The indie “Moonlight,” last year’s Best Picture Oscar winner, made $413,175 in just four theaters on its opening weekend. With “Get Out,” Jordan Peele made the highest-grossing debut for a writer-director based on an original screenplay, ever. And “Girls Trip” became the first film written, produced, directed by and starring black people to hit the $100 million mark at the box office.
This is all to say: The story that “Black Panther” marks some kind of Hollywood turning point is a non-story. One thing that can be said is that “Black Panther” does add to the conversation surrounding the international appeal of films with black stars. Just as Hollywood has propagated the myth that black movies don’t sell domestically, there’s a similar myth that they don’t sell in foreign markets, particularly in Asian countries like South Korea and China, which have fast become key to the global success of blockbuster movies.
There are those who theorize it’s impossible to promote so-called black films in Asian markets because they are, apparently, too “racist” to accept anything other than a white lead. This doesn’t jive with the fact that films with diverse leads have done incredibly well in China ― “The Fate of the Furious,” with its wildly diverse cast, became China’s second-highest-grossing film in 2017.
It still remains to be seen how “Black Panther” will do in the all-important Asian market of China. (It comes out there on March 9.) It has exceeded expectations elsewhere, making $41.2 million in the U.K. and $36 million in South Korea. With $2.5 million in Vietnam, the film had the fifth biggest opening weekend in industry history in that country, according to Variety.

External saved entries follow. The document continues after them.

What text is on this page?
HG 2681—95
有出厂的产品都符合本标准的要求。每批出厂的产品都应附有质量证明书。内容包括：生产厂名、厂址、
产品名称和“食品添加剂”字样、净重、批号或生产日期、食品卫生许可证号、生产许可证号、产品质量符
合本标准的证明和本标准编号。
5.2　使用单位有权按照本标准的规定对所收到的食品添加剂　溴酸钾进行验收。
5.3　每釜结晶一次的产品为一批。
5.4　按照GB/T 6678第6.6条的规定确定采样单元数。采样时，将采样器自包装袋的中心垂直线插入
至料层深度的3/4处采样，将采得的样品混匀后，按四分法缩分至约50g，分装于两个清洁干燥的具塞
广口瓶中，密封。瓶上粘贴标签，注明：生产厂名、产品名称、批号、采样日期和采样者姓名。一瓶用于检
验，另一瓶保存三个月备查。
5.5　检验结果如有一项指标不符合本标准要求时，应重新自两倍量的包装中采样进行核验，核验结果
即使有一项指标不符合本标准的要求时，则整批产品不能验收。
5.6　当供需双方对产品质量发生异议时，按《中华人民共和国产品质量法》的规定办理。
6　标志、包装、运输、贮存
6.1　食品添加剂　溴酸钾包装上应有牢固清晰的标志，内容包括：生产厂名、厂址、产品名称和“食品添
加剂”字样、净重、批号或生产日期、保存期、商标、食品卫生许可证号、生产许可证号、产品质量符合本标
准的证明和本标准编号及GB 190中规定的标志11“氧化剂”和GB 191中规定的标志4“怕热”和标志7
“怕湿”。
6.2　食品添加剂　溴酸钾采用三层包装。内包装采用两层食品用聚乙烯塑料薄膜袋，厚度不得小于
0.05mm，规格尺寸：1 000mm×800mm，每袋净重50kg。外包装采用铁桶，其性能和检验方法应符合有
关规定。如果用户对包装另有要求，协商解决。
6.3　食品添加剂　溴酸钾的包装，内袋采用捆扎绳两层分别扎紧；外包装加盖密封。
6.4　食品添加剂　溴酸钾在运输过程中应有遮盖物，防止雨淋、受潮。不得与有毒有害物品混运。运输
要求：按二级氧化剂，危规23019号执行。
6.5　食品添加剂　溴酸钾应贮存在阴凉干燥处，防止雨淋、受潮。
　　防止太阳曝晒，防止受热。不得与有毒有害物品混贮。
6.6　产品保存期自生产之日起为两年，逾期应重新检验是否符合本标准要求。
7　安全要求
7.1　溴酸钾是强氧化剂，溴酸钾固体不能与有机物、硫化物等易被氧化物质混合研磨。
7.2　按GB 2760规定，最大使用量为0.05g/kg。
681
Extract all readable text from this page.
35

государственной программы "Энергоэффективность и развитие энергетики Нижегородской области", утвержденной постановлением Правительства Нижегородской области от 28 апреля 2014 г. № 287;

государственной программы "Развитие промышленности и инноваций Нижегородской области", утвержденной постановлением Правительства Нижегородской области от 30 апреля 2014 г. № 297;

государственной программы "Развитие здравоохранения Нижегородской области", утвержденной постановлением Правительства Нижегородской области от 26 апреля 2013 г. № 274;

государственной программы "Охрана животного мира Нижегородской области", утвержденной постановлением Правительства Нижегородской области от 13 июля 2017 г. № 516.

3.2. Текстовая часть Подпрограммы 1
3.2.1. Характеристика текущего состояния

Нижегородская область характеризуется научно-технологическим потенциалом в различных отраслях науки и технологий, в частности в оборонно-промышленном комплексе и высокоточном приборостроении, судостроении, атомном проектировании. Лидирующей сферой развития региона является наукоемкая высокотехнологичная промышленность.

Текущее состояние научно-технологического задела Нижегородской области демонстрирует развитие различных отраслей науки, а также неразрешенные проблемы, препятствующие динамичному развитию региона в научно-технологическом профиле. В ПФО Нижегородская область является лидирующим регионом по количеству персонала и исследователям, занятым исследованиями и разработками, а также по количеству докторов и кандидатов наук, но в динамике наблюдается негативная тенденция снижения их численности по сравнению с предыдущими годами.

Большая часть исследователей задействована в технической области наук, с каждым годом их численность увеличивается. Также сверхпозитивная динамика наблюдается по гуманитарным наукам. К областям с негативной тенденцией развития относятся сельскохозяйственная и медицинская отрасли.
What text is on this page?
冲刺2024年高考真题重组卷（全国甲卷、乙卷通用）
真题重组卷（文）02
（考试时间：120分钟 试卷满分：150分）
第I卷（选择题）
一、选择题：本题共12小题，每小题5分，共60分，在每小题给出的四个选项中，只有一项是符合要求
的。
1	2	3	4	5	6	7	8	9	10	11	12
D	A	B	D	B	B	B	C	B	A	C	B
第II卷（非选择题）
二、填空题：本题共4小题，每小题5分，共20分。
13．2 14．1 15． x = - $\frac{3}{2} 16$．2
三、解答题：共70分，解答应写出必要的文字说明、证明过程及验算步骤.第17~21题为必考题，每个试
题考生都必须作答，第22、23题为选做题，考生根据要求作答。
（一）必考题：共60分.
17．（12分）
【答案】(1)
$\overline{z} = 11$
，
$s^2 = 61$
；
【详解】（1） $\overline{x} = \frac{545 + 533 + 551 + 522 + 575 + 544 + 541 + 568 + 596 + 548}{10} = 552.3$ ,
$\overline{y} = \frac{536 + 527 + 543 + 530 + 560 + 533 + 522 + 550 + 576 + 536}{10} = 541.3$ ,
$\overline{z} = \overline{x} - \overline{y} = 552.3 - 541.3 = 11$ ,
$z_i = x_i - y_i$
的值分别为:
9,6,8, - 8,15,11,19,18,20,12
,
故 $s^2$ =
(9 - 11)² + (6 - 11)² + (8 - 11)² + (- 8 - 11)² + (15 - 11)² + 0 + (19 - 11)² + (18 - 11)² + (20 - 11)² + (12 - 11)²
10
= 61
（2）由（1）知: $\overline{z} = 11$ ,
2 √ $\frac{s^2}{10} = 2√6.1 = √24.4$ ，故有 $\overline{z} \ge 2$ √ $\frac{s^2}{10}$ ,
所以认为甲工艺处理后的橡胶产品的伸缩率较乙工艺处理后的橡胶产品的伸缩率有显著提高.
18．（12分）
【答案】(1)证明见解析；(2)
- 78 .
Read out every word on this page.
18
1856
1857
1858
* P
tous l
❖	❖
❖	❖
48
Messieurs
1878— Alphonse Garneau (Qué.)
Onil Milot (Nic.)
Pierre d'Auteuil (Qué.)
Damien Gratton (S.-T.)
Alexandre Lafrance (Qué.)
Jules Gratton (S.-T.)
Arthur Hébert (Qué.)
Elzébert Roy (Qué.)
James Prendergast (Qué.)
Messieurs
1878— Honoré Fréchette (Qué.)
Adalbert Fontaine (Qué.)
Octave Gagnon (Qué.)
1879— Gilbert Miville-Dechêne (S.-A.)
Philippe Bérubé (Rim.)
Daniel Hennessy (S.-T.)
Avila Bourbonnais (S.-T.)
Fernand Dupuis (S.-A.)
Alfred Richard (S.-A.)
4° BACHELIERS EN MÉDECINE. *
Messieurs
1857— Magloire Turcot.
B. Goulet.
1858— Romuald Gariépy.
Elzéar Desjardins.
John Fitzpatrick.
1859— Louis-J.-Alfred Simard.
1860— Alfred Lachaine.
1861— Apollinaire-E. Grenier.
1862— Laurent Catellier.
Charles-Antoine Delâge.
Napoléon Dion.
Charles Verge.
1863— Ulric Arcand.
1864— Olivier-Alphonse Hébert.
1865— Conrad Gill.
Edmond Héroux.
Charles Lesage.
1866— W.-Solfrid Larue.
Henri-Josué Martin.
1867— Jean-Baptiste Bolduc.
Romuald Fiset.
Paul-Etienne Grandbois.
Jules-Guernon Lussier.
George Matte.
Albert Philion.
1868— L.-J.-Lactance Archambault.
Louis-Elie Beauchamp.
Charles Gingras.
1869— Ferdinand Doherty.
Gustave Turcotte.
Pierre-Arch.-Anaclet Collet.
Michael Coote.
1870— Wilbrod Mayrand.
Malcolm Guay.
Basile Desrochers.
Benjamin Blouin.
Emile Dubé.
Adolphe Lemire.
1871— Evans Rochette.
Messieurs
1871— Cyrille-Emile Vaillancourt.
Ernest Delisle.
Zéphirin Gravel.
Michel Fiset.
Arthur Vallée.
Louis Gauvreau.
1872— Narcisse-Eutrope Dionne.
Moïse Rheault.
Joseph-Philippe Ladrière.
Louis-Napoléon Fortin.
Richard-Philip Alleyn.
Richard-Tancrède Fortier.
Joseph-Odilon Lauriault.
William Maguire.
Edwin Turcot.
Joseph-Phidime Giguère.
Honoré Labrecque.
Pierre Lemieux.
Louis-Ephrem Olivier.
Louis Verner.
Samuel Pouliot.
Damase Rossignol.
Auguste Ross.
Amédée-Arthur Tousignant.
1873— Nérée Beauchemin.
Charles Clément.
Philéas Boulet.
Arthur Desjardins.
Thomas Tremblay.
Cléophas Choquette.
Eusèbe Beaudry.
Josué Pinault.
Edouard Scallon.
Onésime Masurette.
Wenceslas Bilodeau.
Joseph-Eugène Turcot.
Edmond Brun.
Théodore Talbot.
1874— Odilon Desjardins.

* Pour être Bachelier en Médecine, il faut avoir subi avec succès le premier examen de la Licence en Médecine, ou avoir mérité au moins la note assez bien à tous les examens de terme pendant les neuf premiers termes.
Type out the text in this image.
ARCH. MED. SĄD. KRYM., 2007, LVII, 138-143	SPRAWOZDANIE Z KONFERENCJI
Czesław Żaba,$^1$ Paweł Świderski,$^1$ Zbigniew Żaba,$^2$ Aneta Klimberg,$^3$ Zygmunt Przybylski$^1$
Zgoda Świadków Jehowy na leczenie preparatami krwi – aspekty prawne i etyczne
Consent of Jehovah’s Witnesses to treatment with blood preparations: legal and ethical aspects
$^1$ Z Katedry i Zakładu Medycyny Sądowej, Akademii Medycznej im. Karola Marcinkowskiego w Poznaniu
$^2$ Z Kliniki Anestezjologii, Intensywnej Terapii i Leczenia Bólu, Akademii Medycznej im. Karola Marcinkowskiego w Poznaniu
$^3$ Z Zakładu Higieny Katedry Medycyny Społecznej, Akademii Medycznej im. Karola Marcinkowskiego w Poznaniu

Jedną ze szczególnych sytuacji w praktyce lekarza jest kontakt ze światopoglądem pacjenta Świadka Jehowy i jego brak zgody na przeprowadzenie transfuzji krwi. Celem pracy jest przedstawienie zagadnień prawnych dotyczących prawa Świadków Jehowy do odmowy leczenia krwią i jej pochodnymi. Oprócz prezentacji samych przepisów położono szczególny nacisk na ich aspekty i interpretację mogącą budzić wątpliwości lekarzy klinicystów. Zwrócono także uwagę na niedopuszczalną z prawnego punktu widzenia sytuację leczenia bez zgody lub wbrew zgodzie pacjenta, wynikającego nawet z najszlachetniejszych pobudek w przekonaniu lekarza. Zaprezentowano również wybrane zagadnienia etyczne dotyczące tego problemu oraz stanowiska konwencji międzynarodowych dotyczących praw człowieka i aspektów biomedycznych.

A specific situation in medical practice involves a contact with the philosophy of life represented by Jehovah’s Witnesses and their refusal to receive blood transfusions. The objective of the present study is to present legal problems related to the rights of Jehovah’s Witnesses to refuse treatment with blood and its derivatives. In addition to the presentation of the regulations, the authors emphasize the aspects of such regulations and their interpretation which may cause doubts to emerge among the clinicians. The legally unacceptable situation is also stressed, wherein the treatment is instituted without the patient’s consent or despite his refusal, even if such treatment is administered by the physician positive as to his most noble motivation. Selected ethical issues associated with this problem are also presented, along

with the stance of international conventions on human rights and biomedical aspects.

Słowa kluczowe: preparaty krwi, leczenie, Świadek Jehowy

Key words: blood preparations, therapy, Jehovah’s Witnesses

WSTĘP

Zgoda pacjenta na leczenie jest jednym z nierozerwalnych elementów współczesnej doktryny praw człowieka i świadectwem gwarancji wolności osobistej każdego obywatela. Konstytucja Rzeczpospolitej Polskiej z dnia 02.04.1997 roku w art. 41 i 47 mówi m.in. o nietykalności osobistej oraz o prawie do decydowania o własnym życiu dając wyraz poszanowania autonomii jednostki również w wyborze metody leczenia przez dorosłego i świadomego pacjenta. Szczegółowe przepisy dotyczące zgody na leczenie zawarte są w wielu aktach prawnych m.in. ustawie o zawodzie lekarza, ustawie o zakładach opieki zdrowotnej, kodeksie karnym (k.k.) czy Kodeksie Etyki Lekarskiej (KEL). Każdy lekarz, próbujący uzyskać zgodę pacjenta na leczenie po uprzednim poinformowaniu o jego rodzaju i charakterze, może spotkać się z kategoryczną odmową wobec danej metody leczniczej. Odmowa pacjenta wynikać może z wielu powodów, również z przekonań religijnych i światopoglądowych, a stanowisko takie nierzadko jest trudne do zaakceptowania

So, then, is Hollywood finally ready to move past a very familiar narrative?
Miriam Bale, a film critic and senior programmer for the Indie Memphis Film Festival, thinks it probably isn’t, which makes the conversation around black films and the box office “frustrating.”
“The industry says: ‘Black films don’t perform well overseas,’ when that’s clearly not the case. Just as these dinosaur aspects of the industry make films for men, when women are buying tickets,” she told HuffPost.